Уходя домой в шестом часу вечера, профессор как бы вскользь заметила:
— Да, чуть не забыла. Вы сегодня прооперировали Валерика Семина. Случай сложный. Я думаю, что вам следовало бы остаться дежурить в клинике.
Анна Ефремовна, у меня билет в филармонию, а сегодня дежурит (я назвал фамилию очень опытного врача).
— Как знаете. — Недовольно сказала Фрумина и покинула ординаторскую.
Конечно, я остался дежурить.
У нее было моральное право требовать от других даже чуточку меньше, чем она требовала от себя.
Еще в Первой клинике я слышал рассказы о том, как Анна Ефремовна во время войны работала в госпитале в Алма-Ате.
Раненые молились на нее, считая ее чудотворцем. Они верили в то, что ее руки обладают магической силой.
Выносливость этой маленькой женщины поражала мужчин с богатырским телосложением. Ассистенты менялись в операционной, не выдерживая холода. А Фрумина, замерзая, оперировала непрерывно, заботясь только о том, чтобы раненый на операционном столе был укутан и обложен грелками.

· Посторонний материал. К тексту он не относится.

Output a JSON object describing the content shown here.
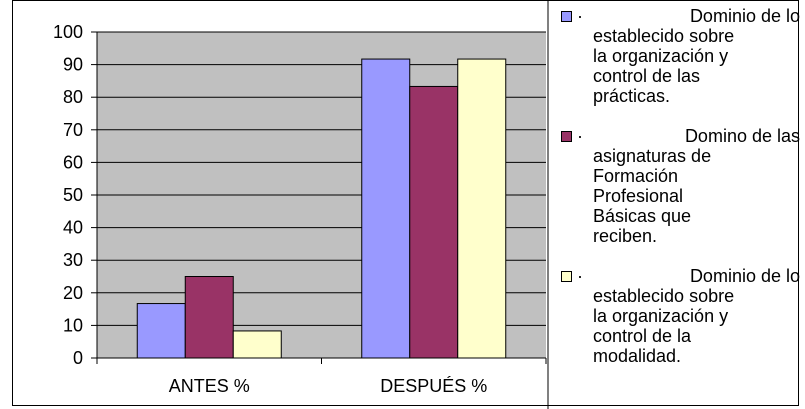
{
  "chart_data": {
    "type": "bar",
    "categories": [
      "ANTES %",
      "DESPUÉS %"
    ],
    "series": [
      {
        "name": "· Dominio de lo establecido sobre la organización y control de las prácticas.",
        "color": "#9999ff",
        "values": [
          16.7,
          91.7
        ]
      },
      {
        "name": "· Domino de las asignaturas de Formación Profesional Básicas que reciben.",
        "color": "#993366",
        "values": [
          25,
          83.3
        ]
      },
      {
        "name": "· Dominio de lo establecido sobre la organización y control de la modalidad.",
        "color": "#ffffcc",
        "values": [
          8.3,
          91.7
        ]
      }
    ],
    "ylim": [
      0,
      100
    ],
    "yticks": [
      0,
      10,
      20,
      30,
      40,
      50,
      60,
      70,
      80,
      90,
      100
    ],
    "grid": true,
    "plot_background": "#c0c0c0",
    "legend_position": "right"
  },
  "legend": [
    {
      "bullet": "·",
      "first": "Dominio de lo",
      "rest": [
        "establecido sobre",
        "la organización y",
        "control de las",
        "prácticas."
      ]
    },
    {
      "bullet": "·",
      "first": "Domino de las",
      "rest": [
        "asignaturas de",
        "Formación",
        "Profesional",
        "Básicas que",
        "reciben."
      ]
    },
    {
      "bullet": "·",
      "first": "Dominio de lo",
      "rest": [
        "establecido sobre",
        "la organización y",
        "control de la",
        "modalidad."
      ]
    }
  ]
}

Пронырливые газетчики раздобыли информацию о том, что сын Анны Ефремовны ранен на фронте и лежит в госпитале за тысячи километров от Алма-Аты. Только из газет узнали об этом самые близкие сотрудники Фруминой. Даже их, отлично знавших выдержку этой стальной женщины, поразило то, что ни на секунду ее тревога и беспокойство не вылились на поверхность, не проявились хоть чем-нибудь в ее поведении.
А раненые, прочитав эту статью, говорили, что родного сына она не лечила бы с большей душой, чем лечила их.
Казалось, вся отпущенная ей норма доброты расходовалась только на больных. И щедро расходовалась! Зато во всех остальных случаях максимализм и бескомпромиссность были доведены до такой степени, что иногда вообще можно было усомниться в том, земное ли она существо.
Не знаю, правда ли (эту историю я слыхал от нескольких человек и, досконально изучив характер Анны Ефремовны, не нахожу в ней элементов вымысла), что после тюрьмы профессор Фрумин был сослан в какое-то гиблое место, не то в Сибири, не то в Казахстане. Там он то ли сошелся, то ли просто жил у женщины, которая вскоре похоронила его и поставила на могиле скромный памятник.
Говорили, что Фрумина поехала в те края, сбросила надгробную плиту и поставила свой памятник на могиле своего мужа. Знавшие Анну Ефремовну не могли не поверить в эту историю.
Она никому не прощала ни малейшей погрешности. Врачи Четвертой клиники считали, что единственным исключением был следующий случай.
В ту пору я заведовал карантинным отделением клиники.
С целью предотвращения распространения инфекционных болезней тридцать пять коек клиники находились в отдельном изолированном помещении.